Marian Morash is an American cookbook author, chef, restaurateur and television presenter.
Morash graduated from Boston University's College of Fine Arts, where she studied acting, in 1959.[1] [2]
Morash first began cooking when her husband, Russell Morash, was producing The French Chef and would bring home partially-cooked dishes used as swap-outs on the show with instructions from Julia Child, the show's host, on how to finish the dishes.
In 1975 Morash opened the Straight Wharf restaurant in Nantucket, Massachusetts.[3]

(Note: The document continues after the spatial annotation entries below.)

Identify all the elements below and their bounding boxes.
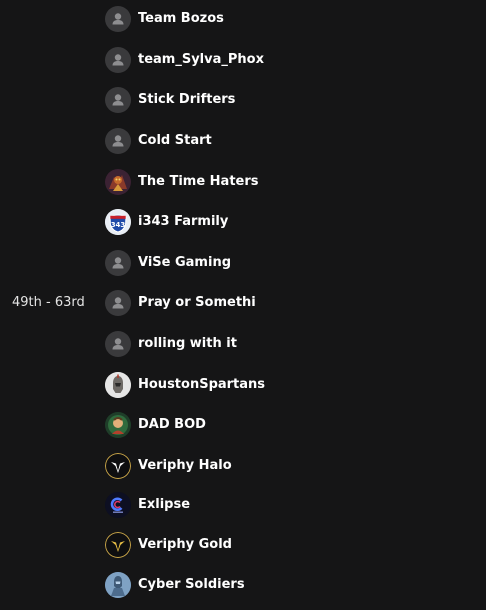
veriphy-gold-logo-icon: [105, 532, 131, 558]
team-name: Cyber Soldiers: [138, 577, 245, 592]
team-name: i343 Farmily: [138, 214, 229, 229]
team-name: team_Sylva_Phox: [138, 52, 264, 67]
default-user-icon: [105, 6, 131, 32]
team-name: Veriphy Gold: [138, 537, 232, 552]
default-user-icon: [105, 290, 131, 316]
team-row[interactable]: ViSe Gaming: [105, 250, 231, 276]
team-name: The Time Haters: [138, 174, 259, 189]
highway-343-shield-icon: 343: [105, 209, 131, 235]
team-name: DAD BOD: [138, 417, 206, 432]
team-name: ViSe Gaming: [138, 255, 231, 270]
team-row[interactable]: Cold Start: [105, 128, 212, 154]
team-row[interactable]: Veriphy Halo: [105, 453, 232, 479]
time-haters-logo-icon: [105, 169, 131, 195]
team-row[interactable]: The Time Haters: [105, 169, 259, 195]
default-user-icon: [105, 87, 131, 113]
team-name: HoustonSpartans: [138, 377, 266, 392]
team-name: rolling with it: [138, 336, 237, 351]
team-row[interactable]: 343 i343 Farmily: [105, 209, 228, 235]
team-name: Exlipse: [138, 497, 191, 512]
team-row[interactable]: team_Sylva_Phox: [105, 47, 264, 73]
team-row[interactable]: HoustonSpartans: [105, 372, 265, 398]
team-name: Team Bozos: [138, 11, 224, 26]
team-name: Stick Drifters: [138, 92, 236, 107]
default-user-icon: [105, 331, 131, 357]
exlipse-logo-icon: [105, 492, 131, 518]
svg-text:343: 343: [111, 221, 126, 229]
dad-bod-logo-icon: [105, 412, 131, 438]
team-name: Cold Start: [138, 133, 212, 148]
spartan-helmet-icon: [105, 372, 131, 398]
team-row[interactable]: Team Bozos: [105, 6, 224, 32]
team-row[interactable]: Exlipse: [105, 492, 190, 518]
team-row[interactable]: rolling with it: [105, 331, 237, 357]
placement-range: 49th - 63rd: [12, 295, 85, 310]
team-row[interactable]: Stick Drifters: [105, 87, 235, 113]
veriphy-logo-icon: [105, 453, 131, 479]
team-name: Pray or Somethi: [138, 295, 256, 310]
team-row[interactable]: Veriphy Gold: [105, 532, 232, 558]
default-user-icon: [105, 47, 131, 73]
default-user-icon: [105, 250, 131, 276]
team-row[interactable]: Cyber Soldiers: [105, 572, 245, 598]
team-row[interactable]: Pray or Somethi: [105, 290, 256, 316]
team-name: Veriphy Halo: [138, 458, 232, 473]
team-row[interactable]: DAD BOD: [105, 412, 206, 438]
cyber-soldiers-logo-icon: [105, 572, 131, 598]
team-list: Team Bozos team_Sylva_Phox Stick Drifter…: [105, 0, 465, 610]
default-user-icon: [105, 128, 131, 154]
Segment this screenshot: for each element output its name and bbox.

In 1975 Morash helped launch WGBH gardening show Crocket's Victory Garden, hosted by James Underwood Crockett; she served as the show's on-air chef, demonstrating how to use the vegetables that Crockett grew.[4] The show was produced by her husband. After Crockett's death in 1979, Morash took over hosting and the show was retitled The Victory Garden and eventually Victory Garden's Edible Feast; the show ended in 2015.
Morash's The Victory Garden Cookbook was published in 1982 by Knopf. The book became a bestseller.[5] Publishers Weekly, writing in their review of her subsequent The Victory Garden Fish and Vegetable Cookbook, said the first book had "strong success."[6] UPI called it "a vegetable encyclopedia for cooks who garden and gardeners who cook".
In 1984 Morash won a James Beard Who's Who of Food and Beverage in America.[7]
Morash and her late husband, Russell Morash, have a daughter.[8]